On June 11, 2010, the state took ownership of the New Bedford Subdivision and several other CSX lines as part of a sale agreement. Plans released as part of the Final Environmental Impact Report in 2013 placed the Wamsutta layover yard just north of the station, with a second track serving as yard access and a freight passing track. The station building and bus plaza were removed from the design; the existing footbridge would be reused.

In 2017, the project was re-evaluated due to cost issues. A new proposal released in March 2017 called for early service via Middleborough by 2024, followed by full service via Stoughton by 2029. In 2019, the planned station name was changed from Whale's Tooth to New Bedford for clarity. By then, a new footbridge at Willis Street (a block south of the existing bridge) was added to the design. It was to have two truss spans, with a ramp from the bridge to the station.

The MBTA awarded a $403.5 million contract for the Middleborough Secondary and New Bedford Secondary portions of the project, including New Bedford station, on August 24, 2020; construction was expected to begin later in 2020 and take 37 months. The line was expected to open in late 2023. The contract was 18% complete by November 2021, with New Bedford station construction just beginning, and 53% complete by August 2022. A $21.3 million contract for the new footbridge was awarded in December 2022. Its design had been changed to have a single tied arch span.

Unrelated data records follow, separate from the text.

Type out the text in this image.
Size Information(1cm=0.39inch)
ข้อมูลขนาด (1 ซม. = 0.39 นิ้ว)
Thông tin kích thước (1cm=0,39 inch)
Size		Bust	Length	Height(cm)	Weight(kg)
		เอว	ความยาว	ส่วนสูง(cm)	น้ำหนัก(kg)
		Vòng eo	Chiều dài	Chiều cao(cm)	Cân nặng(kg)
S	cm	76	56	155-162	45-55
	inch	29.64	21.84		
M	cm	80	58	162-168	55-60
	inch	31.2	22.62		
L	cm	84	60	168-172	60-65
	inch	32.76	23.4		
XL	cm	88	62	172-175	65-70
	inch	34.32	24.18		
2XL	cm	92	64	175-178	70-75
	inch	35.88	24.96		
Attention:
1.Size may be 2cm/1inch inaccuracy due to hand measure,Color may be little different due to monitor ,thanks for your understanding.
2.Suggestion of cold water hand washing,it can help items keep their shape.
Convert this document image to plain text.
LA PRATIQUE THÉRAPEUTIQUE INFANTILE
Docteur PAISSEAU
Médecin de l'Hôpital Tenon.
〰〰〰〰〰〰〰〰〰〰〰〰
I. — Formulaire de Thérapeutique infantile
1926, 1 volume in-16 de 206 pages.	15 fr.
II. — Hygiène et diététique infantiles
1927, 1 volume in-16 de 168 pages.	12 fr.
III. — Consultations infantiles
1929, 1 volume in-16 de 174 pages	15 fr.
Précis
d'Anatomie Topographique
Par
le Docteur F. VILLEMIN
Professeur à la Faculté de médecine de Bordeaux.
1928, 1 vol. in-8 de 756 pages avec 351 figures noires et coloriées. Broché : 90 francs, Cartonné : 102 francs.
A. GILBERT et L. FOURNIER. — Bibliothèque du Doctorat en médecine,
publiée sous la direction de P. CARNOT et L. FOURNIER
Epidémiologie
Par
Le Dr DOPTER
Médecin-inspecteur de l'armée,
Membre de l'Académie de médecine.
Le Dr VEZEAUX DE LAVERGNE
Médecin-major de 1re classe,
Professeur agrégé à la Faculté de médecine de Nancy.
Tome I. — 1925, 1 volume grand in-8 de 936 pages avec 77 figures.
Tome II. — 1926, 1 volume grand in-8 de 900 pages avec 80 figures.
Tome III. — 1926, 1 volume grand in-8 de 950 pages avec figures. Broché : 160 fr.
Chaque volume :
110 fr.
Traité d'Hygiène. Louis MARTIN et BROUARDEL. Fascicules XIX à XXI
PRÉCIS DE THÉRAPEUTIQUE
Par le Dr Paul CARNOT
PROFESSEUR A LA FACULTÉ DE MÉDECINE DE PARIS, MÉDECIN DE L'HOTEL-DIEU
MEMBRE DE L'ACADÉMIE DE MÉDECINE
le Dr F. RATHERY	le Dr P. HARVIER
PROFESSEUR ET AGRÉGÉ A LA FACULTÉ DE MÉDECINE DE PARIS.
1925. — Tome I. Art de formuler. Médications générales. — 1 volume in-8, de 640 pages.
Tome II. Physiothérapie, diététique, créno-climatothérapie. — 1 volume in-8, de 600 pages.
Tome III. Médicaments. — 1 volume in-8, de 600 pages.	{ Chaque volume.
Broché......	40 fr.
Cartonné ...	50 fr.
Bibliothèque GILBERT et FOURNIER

Bridge construction began in May 2023. Opening of South Coast Rail was delayed to mid-2024 in September 2023; at that point, the station was 94% complete and expected to be finished by the end of the year. Installation of the span of the new footbridge began in February 2024, with completion of the bridge expected by the end of 2024. In June 2024, the opening of the project was delayed to May 2025. New Bedford station was 97% complete by that time and expected to be complete in July.

In November 2024, the state legislature passed a bill naming the bridge as the "Andre Lopes Korean War Veteran Overpass". Lopes died in 1956 from injuries sustained during the war. The elevator shaft of the bridge will have artwork entitled "Equinox" by Tracy Silva Barbosa. By December 2024, the bridge was 75% complete. The footbridge was 85% complete by February 2025 and expected to open along with the station. The old footbridge was to be demolished in the spring. Rail service began on March 24, 2025.